Sedative–hypnotics and anxiolytics are another important  category  of  medications  to  consider, as  athletes  may  suffer  from  insomnia  and  performance  anxiety.  Melatonin  is  the  most  widely studied   sedative–hypnotic   used   for   insomnia in  athletes,  and  it  appears  to  have  no  impact  on performance.  Some  studies  show  that  benzodiazepines,  when  used  for  insomnia,  may  have  a negative  hangover  effect  on  performance.  This  is particularly true of longer-acting benzodiazepines. Non-benzodiazepine  agonists  such  as  zolpidem and  zopiclone  appear  to  have  less  of  a  hangover effect  on  next-day  performance.  Other  medications  that  may  be  used  for  anxiety  include  betablockers, which may be performance-enhancing in some sports such as archery, and thus are banned by  that  sport’s  international  federation.  In  contrast,  they  are  probably  performance-inhibiting in endurance sports. Likewise, the anxiolytic buspirone  has  been  shown  in  one  small  study  to  be performance-inhibiting.

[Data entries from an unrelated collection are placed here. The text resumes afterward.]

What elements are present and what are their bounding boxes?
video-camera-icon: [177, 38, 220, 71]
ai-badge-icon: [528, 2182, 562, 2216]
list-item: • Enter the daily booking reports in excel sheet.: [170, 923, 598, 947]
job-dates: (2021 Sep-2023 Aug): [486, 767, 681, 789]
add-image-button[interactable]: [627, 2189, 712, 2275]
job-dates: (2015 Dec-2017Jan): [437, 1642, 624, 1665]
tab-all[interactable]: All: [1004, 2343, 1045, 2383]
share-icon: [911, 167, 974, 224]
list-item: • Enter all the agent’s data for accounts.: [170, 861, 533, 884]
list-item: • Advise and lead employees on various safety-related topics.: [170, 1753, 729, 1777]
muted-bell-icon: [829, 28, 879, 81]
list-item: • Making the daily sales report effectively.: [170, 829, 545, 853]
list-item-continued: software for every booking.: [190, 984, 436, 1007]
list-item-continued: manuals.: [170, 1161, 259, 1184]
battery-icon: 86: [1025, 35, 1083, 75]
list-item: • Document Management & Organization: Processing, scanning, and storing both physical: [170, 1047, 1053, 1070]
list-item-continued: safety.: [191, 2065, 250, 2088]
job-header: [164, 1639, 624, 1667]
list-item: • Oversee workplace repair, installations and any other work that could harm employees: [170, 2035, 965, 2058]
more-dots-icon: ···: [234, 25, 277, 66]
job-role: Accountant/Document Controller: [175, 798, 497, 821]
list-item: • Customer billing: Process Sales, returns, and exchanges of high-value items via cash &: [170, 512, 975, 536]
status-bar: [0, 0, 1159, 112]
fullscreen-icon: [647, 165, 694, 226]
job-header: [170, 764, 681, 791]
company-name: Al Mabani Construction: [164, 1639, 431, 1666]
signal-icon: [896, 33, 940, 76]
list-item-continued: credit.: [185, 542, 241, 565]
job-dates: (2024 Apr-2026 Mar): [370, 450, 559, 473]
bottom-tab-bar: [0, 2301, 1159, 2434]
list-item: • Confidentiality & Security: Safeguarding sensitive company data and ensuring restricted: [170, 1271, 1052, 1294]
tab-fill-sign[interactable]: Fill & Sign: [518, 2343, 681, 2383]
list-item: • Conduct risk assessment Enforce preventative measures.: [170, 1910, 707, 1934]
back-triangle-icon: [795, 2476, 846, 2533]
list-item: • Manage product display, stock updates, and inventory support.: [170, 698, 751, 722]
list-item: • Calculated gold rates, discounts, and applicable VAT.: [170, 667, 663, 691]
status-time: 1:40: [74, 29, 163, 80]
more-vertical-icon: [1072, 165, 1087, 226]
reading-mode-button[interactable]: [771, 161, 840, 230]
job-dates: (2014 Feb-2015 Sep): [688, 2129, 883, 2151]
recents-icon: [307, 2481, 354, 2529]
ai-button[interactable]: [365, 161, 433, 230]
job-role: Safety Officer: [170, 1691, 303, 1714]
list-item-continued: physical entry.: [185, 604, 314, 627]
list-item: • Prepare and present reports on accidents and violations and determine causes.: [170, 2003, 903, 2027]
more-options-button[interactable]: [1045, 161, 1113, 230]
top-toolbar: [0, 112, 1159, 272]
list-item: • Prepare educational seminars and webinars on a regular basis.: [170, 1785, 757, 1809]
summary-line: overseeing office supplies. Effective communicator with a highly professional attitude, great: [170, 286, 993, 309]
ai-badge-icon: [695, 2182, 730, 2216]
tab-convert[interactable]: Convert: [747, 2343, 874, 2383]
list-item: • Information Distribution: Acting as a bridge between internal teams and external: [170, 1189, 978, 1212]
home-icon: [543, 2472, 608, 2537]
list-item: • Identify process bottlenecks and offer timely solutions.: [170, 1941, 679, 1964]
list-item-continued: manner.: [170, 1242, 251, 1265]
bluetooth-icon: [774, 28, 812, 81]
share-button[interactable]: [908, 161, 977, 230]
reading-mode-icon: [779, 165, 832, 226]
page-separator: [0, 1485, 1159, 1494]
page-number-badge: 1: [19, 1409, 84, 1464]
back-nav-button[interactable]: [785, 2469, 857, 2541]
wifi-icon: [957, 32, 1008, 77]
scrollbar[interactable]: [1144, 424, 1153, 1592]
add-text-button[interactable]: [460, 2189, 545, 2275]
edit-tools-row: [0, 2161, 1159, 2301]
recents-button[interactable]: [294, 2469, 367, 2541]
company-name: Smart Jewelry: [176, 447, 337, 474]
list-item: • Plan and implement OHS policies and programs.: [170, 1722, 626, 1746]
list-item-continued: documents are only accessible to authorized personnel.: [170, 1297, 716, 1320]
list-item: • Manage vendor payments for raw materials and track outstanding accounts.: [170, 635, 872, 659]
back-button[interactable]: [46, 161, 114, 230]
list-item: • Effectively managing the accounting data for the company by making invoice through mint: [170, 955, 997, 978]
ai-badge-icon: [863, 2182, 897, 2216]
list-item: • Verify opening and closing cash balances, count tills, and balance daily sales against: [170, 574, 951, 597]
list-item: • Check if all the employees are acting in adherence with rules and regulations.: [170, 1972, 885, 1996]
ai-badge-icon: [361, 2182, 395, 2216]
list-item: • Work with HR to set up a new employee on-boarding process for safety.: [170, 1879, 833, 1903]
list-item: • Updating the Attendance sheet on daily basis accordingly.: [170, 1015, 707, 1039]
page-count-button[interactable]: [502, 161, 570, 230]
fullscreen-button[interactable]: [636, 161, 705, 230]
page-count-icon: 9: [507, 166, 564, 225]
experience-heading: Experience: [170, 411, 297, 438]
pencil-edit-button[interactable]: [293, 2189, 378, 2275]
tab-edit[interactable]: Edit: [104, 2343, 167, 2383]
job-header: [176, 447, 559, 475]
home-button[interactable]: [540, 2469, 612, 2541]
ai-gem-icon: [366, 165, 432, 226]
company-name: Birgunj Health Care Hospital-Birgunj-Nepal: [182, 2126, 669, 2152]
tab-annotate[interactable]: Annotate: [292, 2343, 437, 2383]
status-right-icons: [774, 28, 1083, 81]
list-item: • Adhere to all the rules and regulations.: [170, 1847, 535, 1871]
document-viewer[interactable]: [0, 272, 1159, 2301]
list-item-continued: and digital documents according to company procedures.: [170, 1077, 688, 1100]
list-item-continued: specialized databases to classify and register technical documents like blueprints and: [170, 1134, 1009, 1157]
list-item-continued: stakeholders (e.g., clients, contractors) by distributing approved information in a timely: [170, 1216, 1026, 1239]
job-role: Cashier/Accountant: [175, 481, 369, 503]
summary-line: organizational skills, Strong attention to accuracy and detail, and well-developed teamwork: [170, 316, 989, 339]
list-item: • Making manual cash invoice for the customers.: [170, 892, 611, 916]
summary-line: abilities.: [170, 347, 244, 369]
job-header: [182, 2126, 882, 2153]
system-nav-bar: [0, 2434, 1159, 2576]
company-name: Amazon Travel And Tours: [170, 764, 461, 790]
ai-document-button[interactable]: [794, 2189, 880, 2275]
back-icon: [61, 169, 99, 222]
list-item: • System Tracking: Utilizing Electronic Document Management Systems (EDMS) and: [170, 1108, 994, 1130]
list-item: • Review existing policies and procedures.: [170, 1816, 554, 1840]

Medications to treat ADHD include stimulants and  atomoxetine.  The  former  have  been  shown in  several  studies  to  be  performance-enhancing, and thus have been banned for use by athletes at high levels of competition unless the athlete has a Therapeutic  Use  Exemption  (TUE).  Atomoxetine is  a  selective  norepinephrine  reuptake  inhibitor  and  has  not  been  studied  for  impact  on performance.

Mood  stabilizers  have  been  minimally  studied in athletes and antipsychotics not at all. The mood stabilizer  lithium  may  be  of  concern  when  used by  athletes  because  of  the  risk  of  toxicity  while sweating.  However,  even  that  apparently  well-known risk has been called into question, as some evidence  suggests  that  lithium  levels  can  actually be reduced during intense exercise.

Psychotherapy  alone  may  be  used  for  mild cases  of  depression,  anxiety,  or  sports-related adjustment  issues.  It  may  also  be  used  as  an adjunct  to  medications.  As  with  prescription  of medications for athletes, psychotherapy with this population  presents  unique  challenges.  Denial  of psychological  problems  is  common  among  successful athletes. Additionally, athletes may be used to being the “VIP” and in charge, which can interfere  with  therapy.  Among  the  different  types  of psychotherapy, cognitive behavioral therapy may be  a  particularly  reasonable  choice  for  athletes given  their  comfort  with  structure,  practice,  and goal setting.

Conclusion

Clinicians,  coaches,  and  other  staff  who  work with  athletes  should  be  aware  that  mental  illness  can  strike  this  population,  despite  athletes’ typical  presentation  as  strong  and  physically  and mentally  sound.  Once  a  mental  illness  is  diagnosed,  treatment  may  consist  of  medication  and/ or psychotherapy.

References:

  1. Glick, I. D., Kamm, R., & Morse, E. (2009). The evolution of sport psychiatry, circa 2009. Sport Medicine, 39, 607–613.
  2. Reardon C. L., & Factor R. M. (2010). Sport psychiatry: A systematic review of diagnosis and medical treatment of mental illness in athletes. Sports Medicine, 40, 961–980.